The focus on net zero continues to sharpen and companies are developing plans, metrics and budgets as they map their pathways forward. However, the world within which these decisions are being taken is changing continuously, making it increasingly challenging to work out what the “right” decision is. We propose that the right decision is one that drives action without limiting future options.
In this article we start with an overview of climate-related risks, before considering the responses we are seeing from boards – and the shift in thinking that we recommend to help decision makers navigate uncertainty.
TCFD: A framework for unpacking risks
The framework laid out by the Taskforce for Climate-related Financial Disclosures (TCFD) is the clear point to start. It is increasingly forming the basis of voluntary disclosure of climate risk. The TCFD identifies transition risks and physical risks as the two main classes of climate risk to assess for transparent disclosure. APRA and ASIC both cite TCFD as best practice for disclosing the financial implications of climate risk. TCFD has also been mandated as a disclosure requirement in the UK and New Zealand, and steps are afoot in the US to introduce TCFD style reporting. We expect TCFD to form the basis of mandatory climate disclosure in Australia in the near term.
The other framework people consider for assessing and reporting their progress on addressing climate change is the Science Based Targets Initiative (SBTi). The SBTi is best used to frame the metrics and performance measures required by the TCFD.
Transition risks are becoming clearer
Transition risks are those related to the path to net zero. They relate to emissions reduction, the policy changes that will direct attention and effort, and the associated changes in costs. Companies typically explore these risks across a number of categories including energy price changes, carbon price changes and the rate of reduction in emissions required.
The scenarios that companies can use to explore these risks typically relate to the pathway taken to net zero. They can be articulated in the context of a temperature increase associated with the warming that will result if globally that emissions reduction trajectory was adopted.
Companies talk about a net zero pathway that aligns with 1.5oC of warming, this will require the majority of companies globally to eliminate their scope 1 and scope 2 greenhouse gas emissions entirely by 2050. Companies also talk about reducing their emissions in line with 2oC of warming or 3oC of warming. These different transition scenarios highlight the future that the company is willing to accept for themselves and their society.
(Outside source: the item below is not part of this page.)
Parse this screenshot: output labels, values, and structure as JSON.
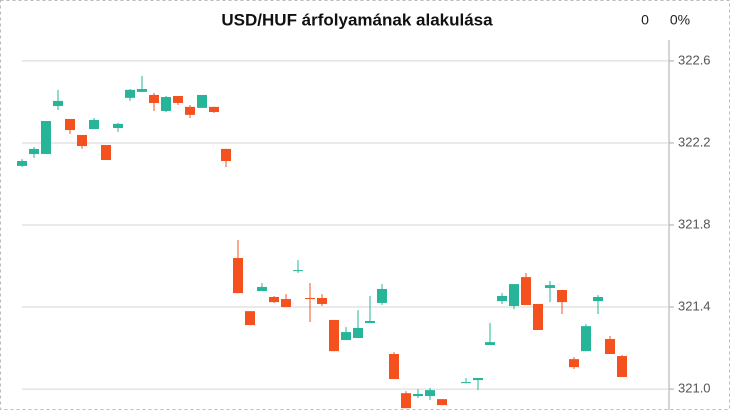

Physical risks are increasing
Physical risks arise from a changed natural environment. These risks are going to occur whether companies reduce their greenhouse gas emissions or not. We have already locked warming into our global weather systems. Reducing emissions going forward will limit this change, however it will not take this change away. Addressing physical risks is usually achieved through resilience and adaptation planning.
The scenarios used to explore how a changed climate will impact a company are typically aligned to 1.5oC of warming, 2oC of warming, and sometimes 3oC of warming. The impacts of 4oC of warming are so extreme it is difficult for models to converge to a point where you can assess the impact of climate on assets.
A note about scenarios
Companies should take care when deciding the scenarios that they will explore for both transition risks and physical risks. Deciding that emissions reductions will occur in line with 3oC of warming because of the perceived cost of reducing emissions any faster, and then only assessing the impact of 1.5oC of warming on the operations of the company, is at least disingenuous.
A pragmatic response
Companies are exploring the breadth of these risks, and using scenarios to unpack the outcomes of different strategic decisions, for example buying or building new assets. Typically when companies try to assess best outcomes, they look for an optimal or win-win option. However, when two different sets of scenarios relating to a future global state are overlaid onto the decisions, it is extremely unlikely that one option will be best in all cases. It is much more likely that different options are preferred as a function of which scenario is being explored at that point.
The uncertainty and complexity could result in companies or boards deciding not to take a decision, to wait and see what happens, to delay until uncertainty is resolved. However, the only thing that is certain about physical climate risk is that uncertainty will increase. For transition risks, while some will resolve, others might increase in magnitude.
However, it is no longer possible to define a right decision, or a best decision. We are unlikely to be able to optimise a decision outcome. However, what we can do is assess how likely an option is to be wrong. We can assess how options rank as we explore the different scenarios being assessed. As a minimum, it is possible to work out the option which is least likely to be wrong.
This will require boards and companies to become more risk and variance tolerant in their decision taking and might require adjustment of control points.
The only wrong decision is the decision not to act.
In Energetics’ work with clients we help them to address this uncertainty head on. We work through options and processes to enable them to reach decisions and move forward. We always come at decisions from the perspective that if you stand still you will lose, and endeavour to help our clients to take the most robust decisions in uncertain times.
Given the urgency to deliver net zero, to reduce emissions so that we have a chance of limiting global warming to 1.5oC and thus ensure that life on earth is not changed beyond imagination, we have to act now.